The D.C. Circuit Decision

The D.C. Circuit specifically examined whether an employer’s “right to control” another company’s employees and whether its “indirect control” over them are appropriate factors in the joint-employer analysis. Browning-Ferris, No. 16-1028, 2018 WL 6816542, at *9 (D.C. Cir. Dec. 28, 2018). In doing so, the Court applied the common law of agency and held that both “reserved authority to control and indirect control can be relevant factors in the joint-employer analysis.” Id. at *20. The Board can then weigh those factors on a case-by-case basis. Id. at *19. In a 2-1 decision, the Court upheld the ultimate result of Browning-Ferris.

However, the Court took issue with how the Board’s analyzed the indirect control element of the joint-employer test. Id. at *15. The Court found that the Board applied the concept of indirect control too broadly and provided no blueprint for how an entity could be subject to the broader standard. Browning-Ferris, 2018 WL 6816542, at *18. Specifically, the Court took issue with the Board’s failure to distinguish between indirect control over routine matters that are intrinsic to third-party contracting relationships (e.g., objectives, basic ground rules, and expectations of a third-party contractor), and indirect control over essential terms and conditions of employment (e.g., an intermediary or disciplinary measures). See id. at *15-18. Consequently, the Court remanded the case back to the Board for it to properly define the parameters of what it considers “indirect control.” Id. at *9.

What Happens Next?

For now, the joint-employer standard as stated in Browning-Ferris remains.
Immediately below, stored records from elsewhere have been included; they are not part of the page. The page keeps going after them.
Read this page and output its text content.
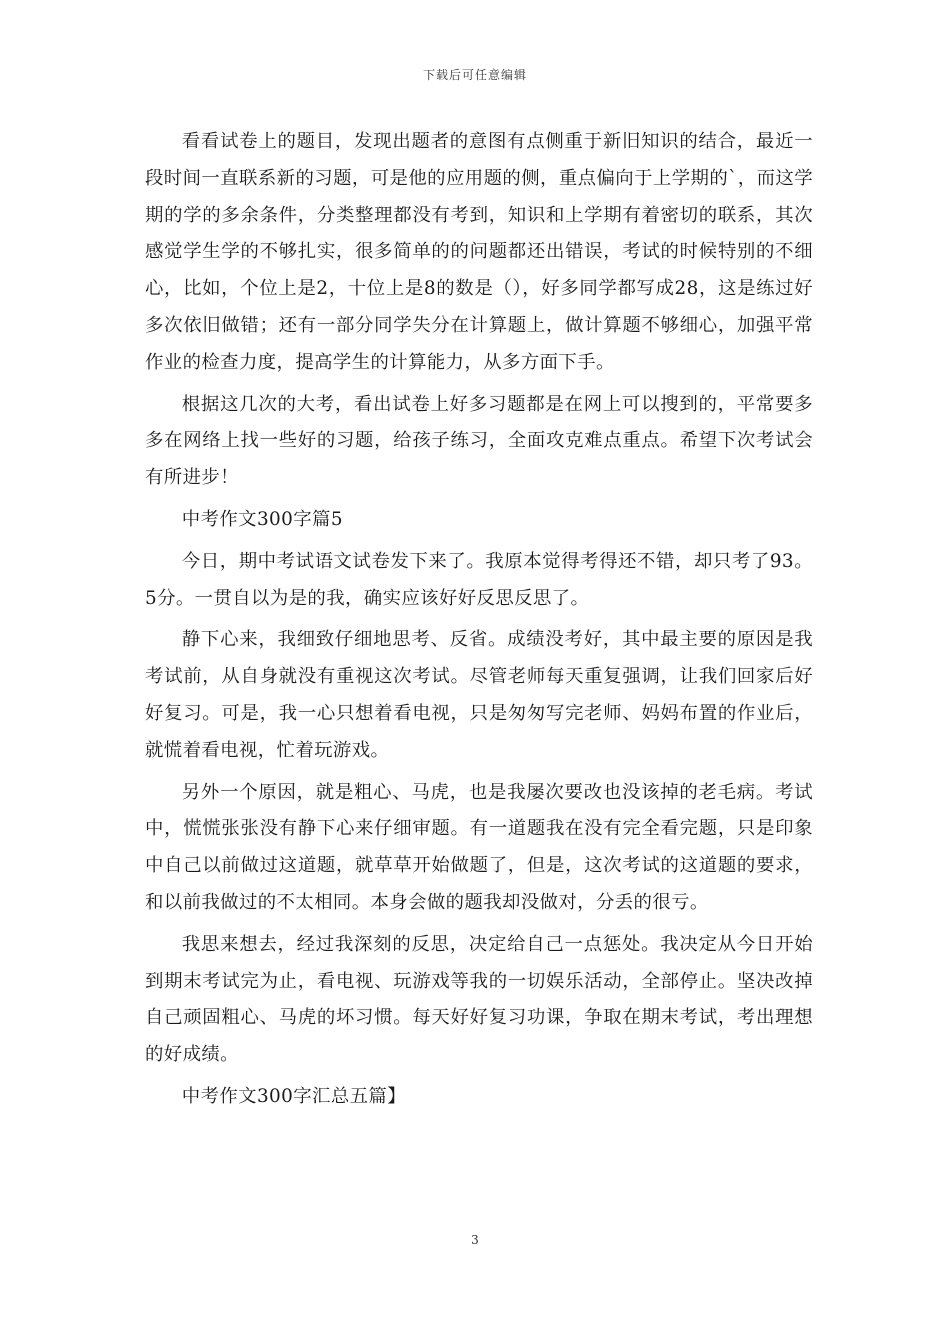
下载后可任意编辑

看看试卷上的题目，发现出题者的意图有点侧重于新旧知识的结合，最近一段时间一直联系新的习题，可是他的应用题的侧，重点偏向于上学期的`，而这学期的学的多余条件，分类整理都没有考到，知识和上学期有着密切的联系，其次感觉学生学的不够扎实，很多简单的的问题都还出错误，考试的时候特别的不细心，比如，个位上是2，十位上是8的数是（），好多同学都写成28，这是练过好多次依旧做错；还有一部分同学失分在计算题上，做计算题不够细心，加强平常作业的检查力度，提高学生的计算能力，从多方面下手。

根据这几次的大考，看出试卷上好多习题都是在网上可以搜到的，平常要多多在网络上找一些好的习题，给孩子练习，全面攻克难点重点。希望下次考试会有所进步！

中考作文300字篇5

今日，期中考试语文试卷发下来了。我原本觉得考得还不错，却只考了93。5分。一贯自以为是的我，确实应该好好反思反思了。

静下心来，我细致仔细地思考、反省。成绩没考好，其中最主要的原因是我考试前，从自身就没有重视这次考试。尽管老师每天重复强调，让我们回家后好好复习。可是，我一心只想着看电视，只是匆匆写完老师、妈妈布置的作业后，就慌着看电视，忙着玩游戏。

另外一个原因，就是粗心、马虎，也是我屡次要改也没该掉的老毛病。考试中，慌慌张张没有静下心来仔细审题。有一道题我在没有完全看完题，只是印象中自己以前做过这道题，就草草开始做题了，但是，这次考试的这道题的要求，和以前我做过的不太相同。本身会做的题我却没做对，分丢的很亏。

我思来想去，经过我深刻的反思，决定给自己一点惩处。我决定从今日开始到期末考试完为止，看电视、玩游戏等我的一切娱乐活动，全部停止。坚决改掉自己顽固粗心、马虎的坏习惯。每天好好复习功课，争取在期末考试，考出理想的好成绩。

中考作文300字汇总五篇】

3
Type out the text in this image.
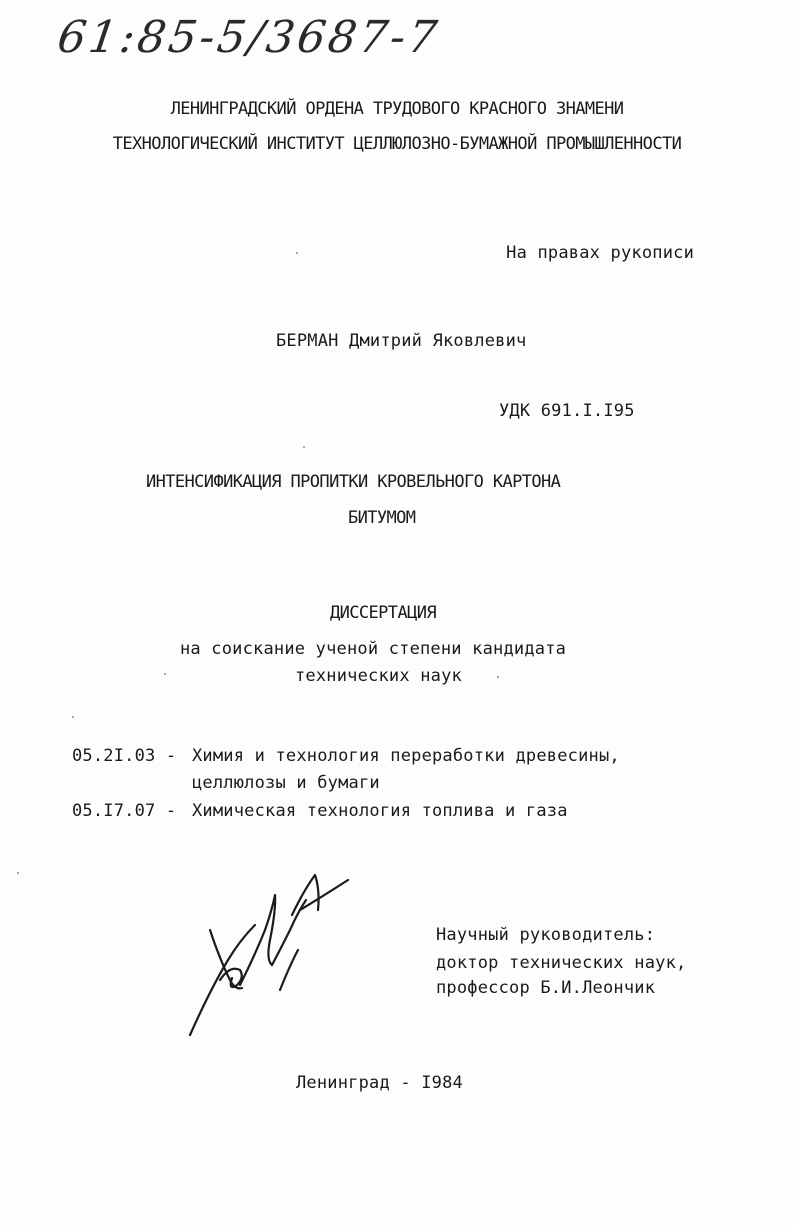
61:85-5/3687-7
ЛЕНИНГРАДСКИЙ ОРДЕНА ТРУДОВОГО КРАСНОГО ЗНАМЕНИ
ТЕХНОЛОГИЧЕСКИЙ ИНСТИТУТ ЦЕЛЛЮЛОЗНО-БУМАЖНОЙ ПРОМЫШЛЕННОСТИ
На правах рукописи
БЕРМАН Дмитрий Яковлевич
УДК 691.I.I95
ИНТЕНСИФИКАЦИЯ ПРОПИТКИ КРОВЕЛЬНОГО КАРТОНА
БИТУМОМ
ДИССЕРТАЦИЯ
на соискание ученой степени кандидата
технических наук
05.2I.03 - Химия и технология переработки древесины,
целлюлозы и бумаги
05.I7.07 - Химическая технология топлива и газа
Научный руководитель:
доктор технических наук,
профессор Б.И.Леончик
Ленинград - I984
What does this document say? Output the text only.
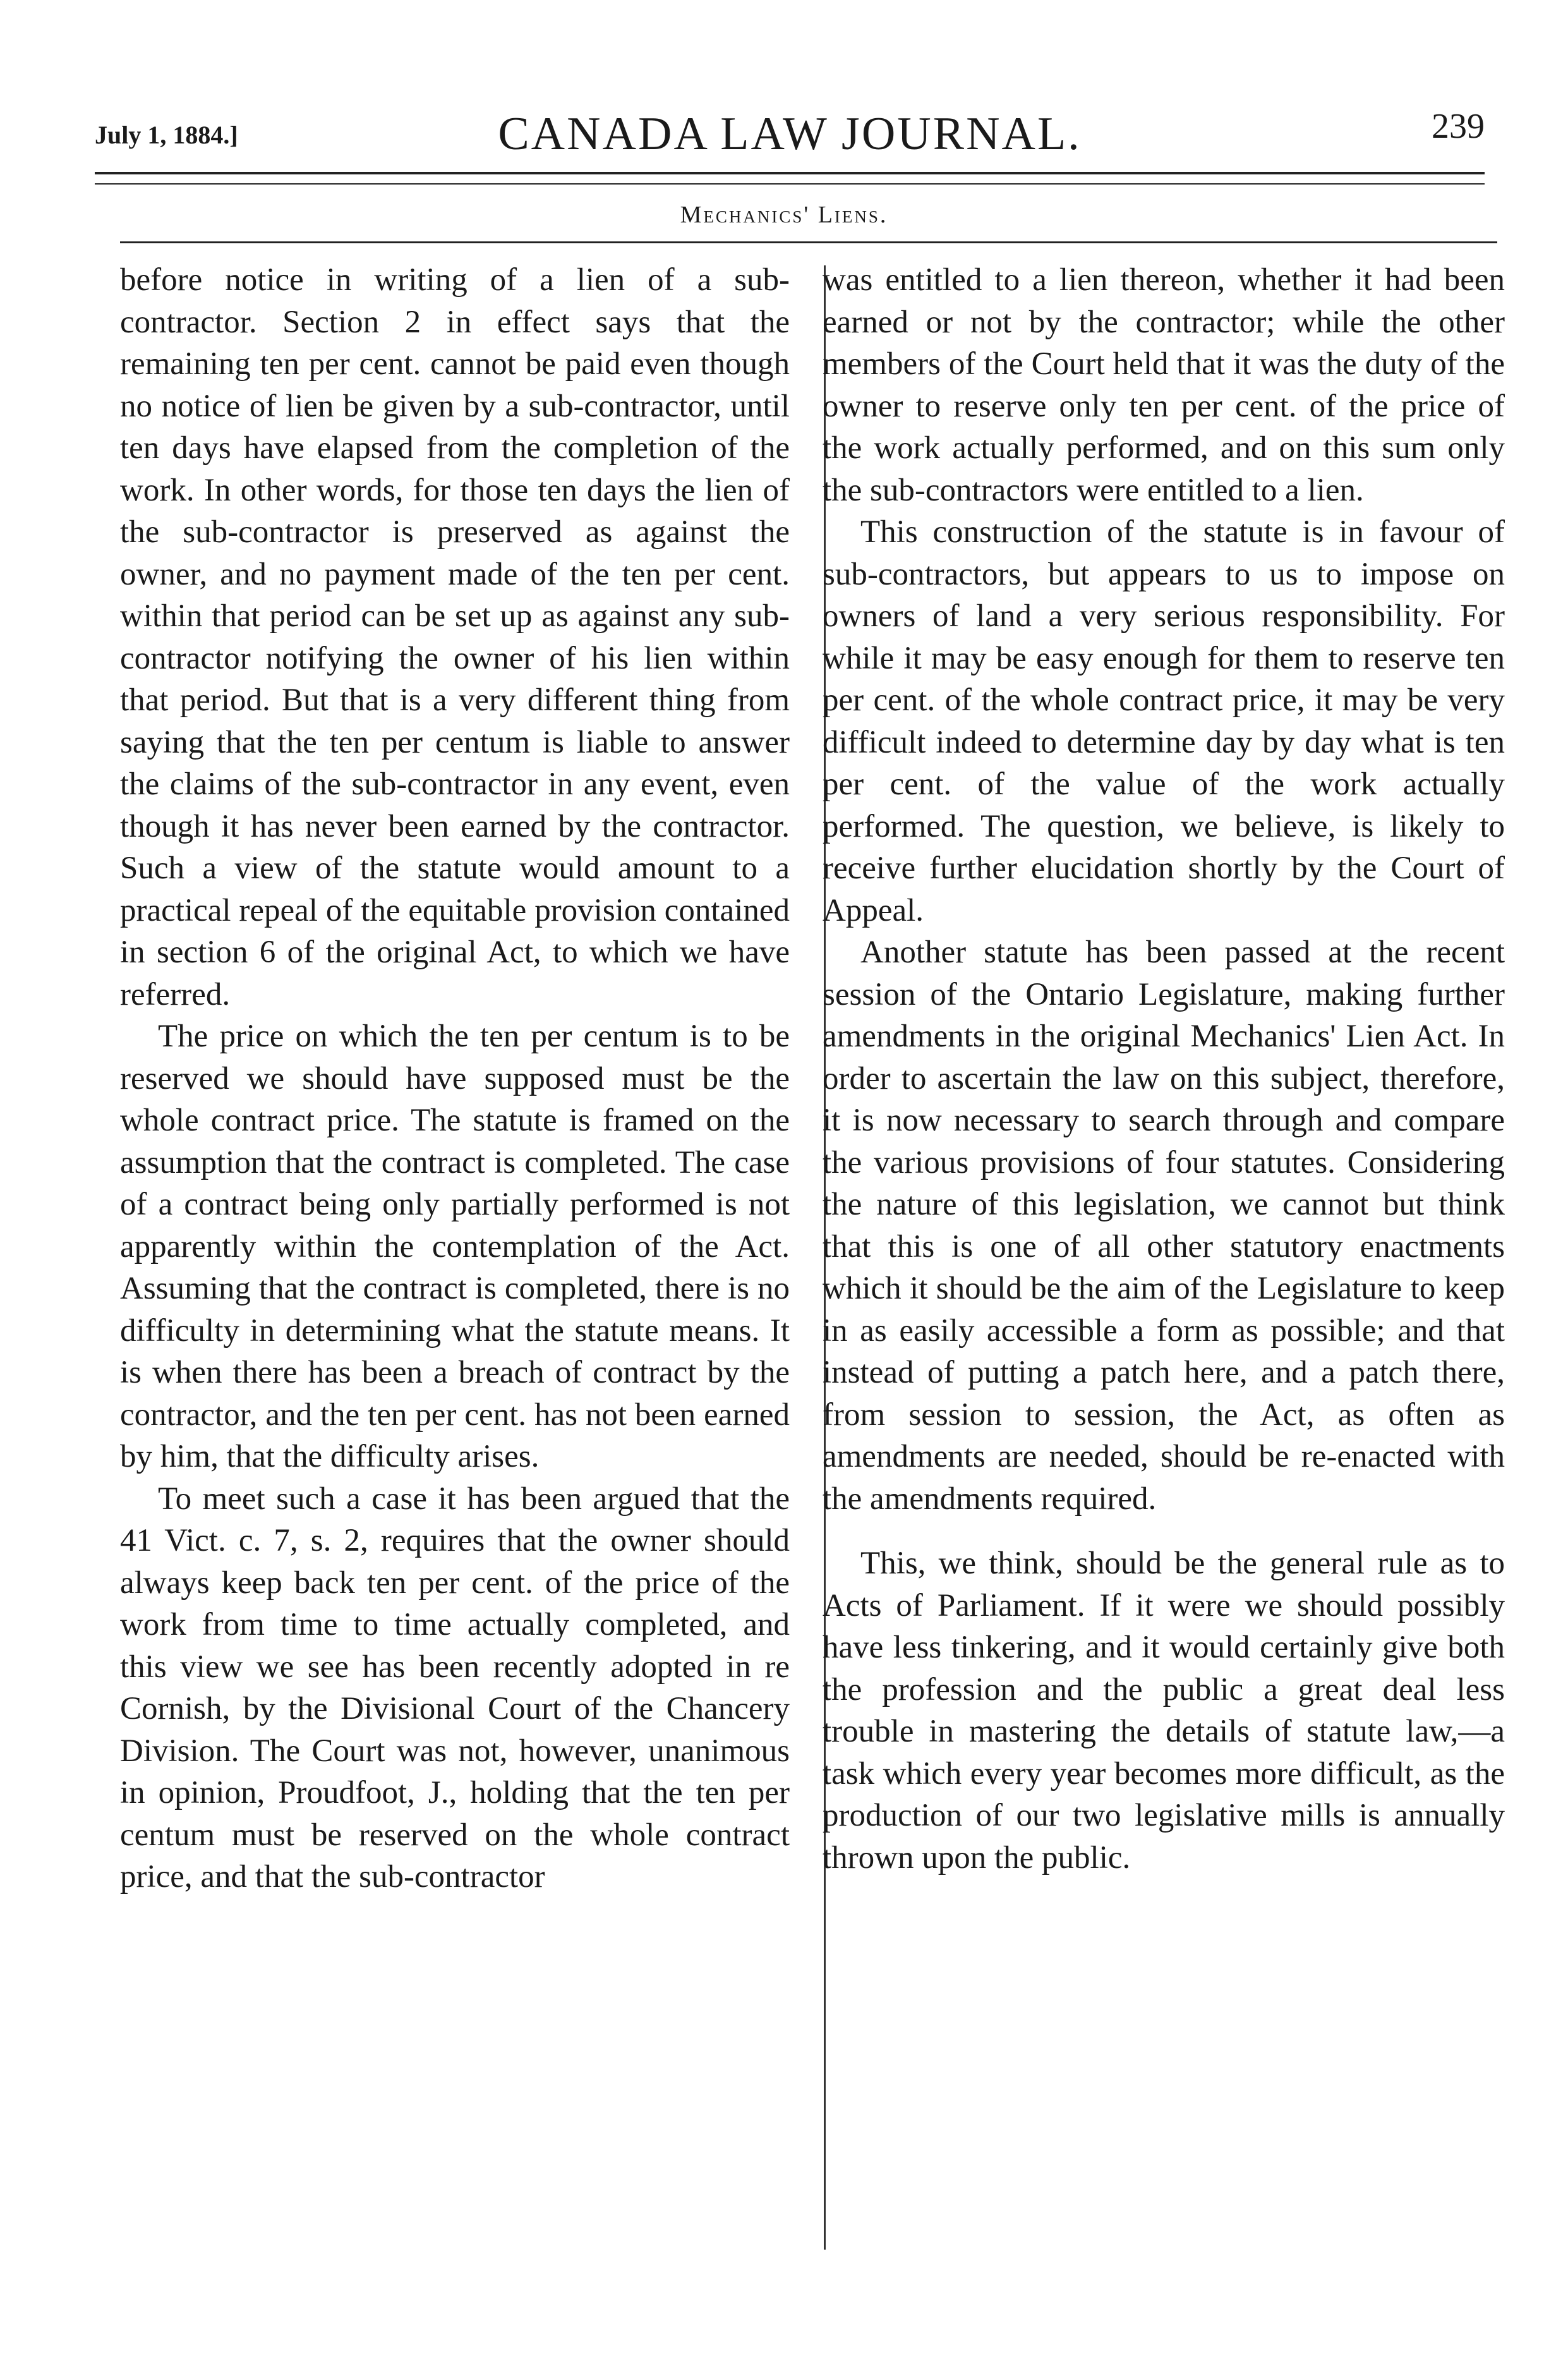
July 1, 1884.]	CANADA LAW JOURNAL.	239
Mechanics' Liens.

before notice in writing of a lien of a sub-contractor. Section 2 in effect says that the remaining ten per cent. cannot be paid even though no notice of lien be given by a sub-contractor, until ten days have elapsed from the completion of the work. In other words, for those ten days the lien of the sub-contractor is preserved as against the owner, and no payment made of the ten per cent. within that period can be set up as against any sub-contractor notifying the owner of his lien within that period. But that is a very different thing from saying that the ten per centum is liable to answer the claims of the sub-contractor in any event, even though it has never been earned by the contractor. Such a view of the statute would amount to a practical repeal of the equitable provision contained in section 6 of the original Act, to which we have referred.

The price on which the ten per centum is to be reserved we should have supposed must be the whole contract price. The statute is framed on the assumption that the contract is completed. The case of a contract being only partially performed is not apparently within the contemplation of the Act. Assuming that the contract is completed, there is no difficulty in determining what the statute means. It is when there has been a breach of contract by the contractor, and the ten per cent. has not been earned by him, that the difficulty arises.

To meet such a case it has been argued that the 41 Vict. c. 7, s. 2, requires that the owner should always keep back ten per cent. of the price of the work from time to time actually completed, and this view we see has been recently adopted in re Cornish, by the Divisional Court of the Chancery Division. The Court was not, however, unanimous in opinion, Proudfoot, J., holding that the ten per centum must be reserved on the whole contract price, and that the sub-contractor

was entitled to a lien thereon, whether it had been earned or not by the contractor; while the other members of the Court held that it was the duty of the owner to reserve only ten per cent. of the price of the work actually performed, and on this sum only the sub-contractors were entitled to a lien.

This construction of the statute is in favour of sub-contractors, but appears to us to impose on owners of land a very serious responsibility. For while it may be easy enough for them to reserve ten per cent. of the whole contract price, it may be very difficult indeed to determine day by day what is ten per cent. of the value of the work actually performed. The question, we believe, is likely to receive further elucidation shortly by the Court of Appeal.

Another statute has been passed at the recent session of the Ontario Legislature, making further amendments in the original Mechanics' Lien Act. In order to ascertain the law on this subject, therefore, it is now necessary to search through and compare the various provisions of four statutes. Considering the nature of this legislation, we cannot but think that this is one of all other statutory enactments which it should be the aim of the Legislature to keep in as easily accessible a form as possible; and that instead of putting a patch here, and a patch there, from session to session, the Act, as often as amendments are needed, should be re-enacted with the amendments required.

This, we think, should be the general rule as to Acts of Parliament. If it were we should possibly have less tinkering, and it would certainly give both the profession and the public a great deal less trouble in mastering the details of statute law,—a task which every year becomes more difficult, as the production of our two legislative mills is annually thrown upon the public.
However, the Board itself is in the process of proposing rulemaking inconsistent with its own original decisions and the D.C. Circuit’s December 2018 ruling. The proposed rule would require a finding that the alleged employer actually used its authority in a substantial, direct, and immediate manner over the employees – essentially restoring the narrower, pre-Browning-Ferris joint-employer standard. The public had until January 14, 2019, to submit comments.

The impact of the Court’s decision on the Board’s proposed rulemaking remains to be seen, but the Court cautioned the Board to “color within the common-law lines identified by the judiciary.” Id. at *9.